Laucke was not too daunted about the bad news as he had a letter in his pocket from his brother in Germany describing a new motive power being adopted by the European mills. The letter referred to a "smoke" engine but it was really a gas producer attached to a combustion engine.
This time, with the support of his bankers, Freidrich Laucke imported Australia's first Otto cycle 56 horsepower suction-gas engine directly from the manufacturers - Crossley Brothers of Manchester. It came complete with a gas producer and was immediately commissioned into the rebuilt mill.
The new power plant proved to be an unqualified success and ran perfectly for another 48 years until the Greenock Mill was closed. When decommissioned, the "Old Otto" still had its original exhaust valve in it.
As the years roll by
In the late 1940's flour milling eventually ceased at the Greenock Mill however the Laucke milling business had been expanding over the years through many friendly acquisitions within the Barossa Valley and surrounding regions:
Strathalbyn Flour Mill in 1927, Angaston in 1933, Stockwell and Eudunda in 1951.
The Strathalbyn mill was replaced in 1961 and is not far from the original mill.

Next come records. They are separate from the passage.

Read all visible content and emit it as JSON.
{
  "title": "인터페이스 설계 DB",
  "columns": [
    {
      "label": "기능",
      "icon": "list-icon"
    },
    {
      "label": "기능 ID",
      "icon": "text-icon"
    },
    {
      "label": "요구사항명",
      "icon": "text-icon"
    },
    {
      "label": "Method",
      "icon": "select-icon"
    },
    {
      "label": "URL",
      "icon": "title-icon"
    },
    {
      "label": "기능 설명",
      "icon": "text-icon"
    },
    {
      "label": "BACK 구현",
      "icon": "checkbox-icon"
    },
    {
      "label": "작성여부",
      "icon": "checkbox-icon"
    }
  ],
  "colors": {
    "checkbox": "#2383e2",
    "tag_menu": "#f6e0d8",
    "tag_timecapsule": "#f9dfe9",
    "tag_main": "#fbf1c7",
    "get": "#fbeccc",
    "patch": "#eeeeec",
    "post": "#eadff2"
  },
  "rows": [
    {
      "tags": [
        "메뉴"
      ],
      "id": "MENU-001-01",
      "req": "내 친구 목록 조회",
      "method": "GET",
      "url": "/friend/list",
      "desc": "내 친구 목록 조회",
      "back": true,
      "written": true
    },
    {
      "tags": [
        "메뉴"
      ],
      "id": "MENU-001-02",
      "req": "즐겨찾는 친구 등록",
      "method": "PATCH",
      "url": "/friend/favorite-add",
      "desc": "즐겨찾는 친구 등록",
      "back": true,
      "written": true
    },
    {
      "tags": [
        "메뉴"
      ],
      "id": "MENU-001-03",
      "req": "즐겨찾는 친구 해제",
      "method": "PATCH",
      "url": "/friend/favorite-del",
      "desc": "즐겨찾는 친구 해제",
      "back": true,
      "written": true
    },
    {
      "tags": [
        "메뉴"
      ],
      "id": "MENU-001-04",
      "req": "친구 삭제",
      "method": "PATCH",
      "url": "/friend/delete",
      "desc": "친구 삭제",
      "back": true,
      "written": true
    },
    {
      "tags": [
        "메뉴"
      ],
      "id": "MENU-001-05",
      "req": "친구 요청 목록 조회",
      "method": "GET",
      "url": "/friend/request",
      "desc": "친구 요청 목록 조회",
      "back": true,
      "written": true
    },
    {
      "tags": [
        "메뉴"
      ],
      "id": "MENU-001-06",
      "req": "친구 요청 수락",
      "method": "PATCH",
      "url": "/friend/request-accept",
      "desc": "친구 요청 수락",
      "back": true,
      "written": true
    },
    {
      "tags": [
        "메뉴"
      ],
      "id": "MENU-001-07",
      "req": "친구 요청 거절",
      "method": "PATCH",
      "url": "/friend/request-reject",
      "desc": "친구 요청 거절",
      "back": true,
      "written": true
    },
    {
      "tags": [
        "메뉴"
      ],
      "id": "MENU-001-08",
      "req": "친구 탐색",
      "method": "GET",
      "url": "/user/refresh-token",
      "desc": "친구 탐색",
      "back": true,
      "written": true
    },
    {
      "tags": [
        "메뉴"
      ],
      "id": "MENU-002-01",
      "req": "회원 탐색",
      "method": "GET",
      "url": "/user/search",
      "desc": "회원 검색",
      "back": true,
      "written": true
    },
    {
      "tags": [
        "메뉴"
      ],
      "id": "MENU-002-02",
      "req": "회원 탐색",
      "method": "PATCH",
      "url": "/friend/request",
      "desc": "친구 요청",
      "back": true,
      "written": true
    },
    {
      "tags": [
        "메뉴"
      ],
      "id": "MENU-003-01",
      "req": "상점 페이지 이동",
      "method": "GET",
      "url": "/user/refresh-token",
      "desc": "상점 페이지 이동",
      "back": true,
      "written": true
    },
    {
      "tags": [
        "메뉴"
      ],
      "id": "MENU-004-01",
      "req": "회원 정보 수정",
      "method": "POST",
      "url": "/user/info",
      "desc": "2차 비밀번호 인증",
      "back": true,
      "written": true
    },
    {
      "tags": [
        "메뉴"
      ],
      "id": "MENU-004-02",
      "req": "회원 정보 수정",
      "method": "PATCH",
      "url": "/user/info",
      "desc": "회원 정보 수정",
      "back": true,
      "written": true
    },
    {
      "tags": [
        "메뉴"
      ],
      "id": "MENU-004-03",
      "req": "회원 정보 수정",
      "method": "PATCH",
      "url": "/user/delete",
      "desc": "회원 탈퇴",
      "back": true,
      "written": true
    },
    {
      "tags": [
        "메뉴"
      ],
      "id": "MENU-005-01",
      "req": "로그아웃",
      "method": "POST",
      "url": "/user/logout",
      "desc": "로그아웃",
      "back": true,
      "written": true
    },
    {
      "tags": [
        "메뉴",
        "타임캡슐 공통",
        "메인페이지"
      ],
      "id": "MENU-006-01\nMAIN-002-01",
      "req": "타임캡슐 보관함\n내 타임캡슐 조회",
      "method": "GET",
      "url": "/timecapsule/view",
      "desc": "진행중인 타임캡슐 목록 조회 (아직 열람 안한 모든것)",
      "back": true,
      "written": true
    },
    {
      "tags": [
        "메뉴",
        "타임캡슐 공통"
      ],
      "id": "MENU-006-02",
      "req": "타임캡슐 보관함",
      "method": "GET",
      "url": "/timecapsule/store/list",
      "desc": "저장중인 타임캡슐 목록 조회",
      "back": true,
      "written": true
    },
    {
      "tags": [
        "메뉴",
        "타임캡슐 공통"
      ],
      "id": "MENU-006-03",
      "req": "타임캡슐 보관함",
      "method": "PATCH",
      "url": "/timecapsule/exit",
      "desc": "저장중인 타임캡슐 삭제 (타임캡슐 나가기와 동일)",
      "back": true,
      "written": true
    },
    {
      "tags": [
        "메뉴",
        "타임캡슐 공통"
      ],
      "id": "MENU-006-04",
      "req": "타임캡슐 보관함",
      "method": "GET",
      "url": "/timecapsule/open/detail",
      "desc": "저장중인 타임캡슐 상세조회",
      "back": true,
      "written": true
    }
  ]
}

It was the first mill built from the ground up in South Australia for over 50 years.
When the Greenock Mill was decommissioned it was not left silent and empty. First it was used to store flour, bran, pollard and other products. Then in the late 1950's a mixing plant was installed to manufacture mash feeds.
In 1963 a pellet mill was installed to cater for the ever growing demand for pelleted products. The business continued to expand and in 1989 a new state of the art feed mill was comissioned at Daveyston* on the western edge of the Barossa Valley. Numerous upgrades has followed resulting in the Daveyston mill being one of the most technically advanced mills in Australia.
* It is interesting to note the small township of Daveyston was given it's name after Edwin Davey, who had his first mill in that area.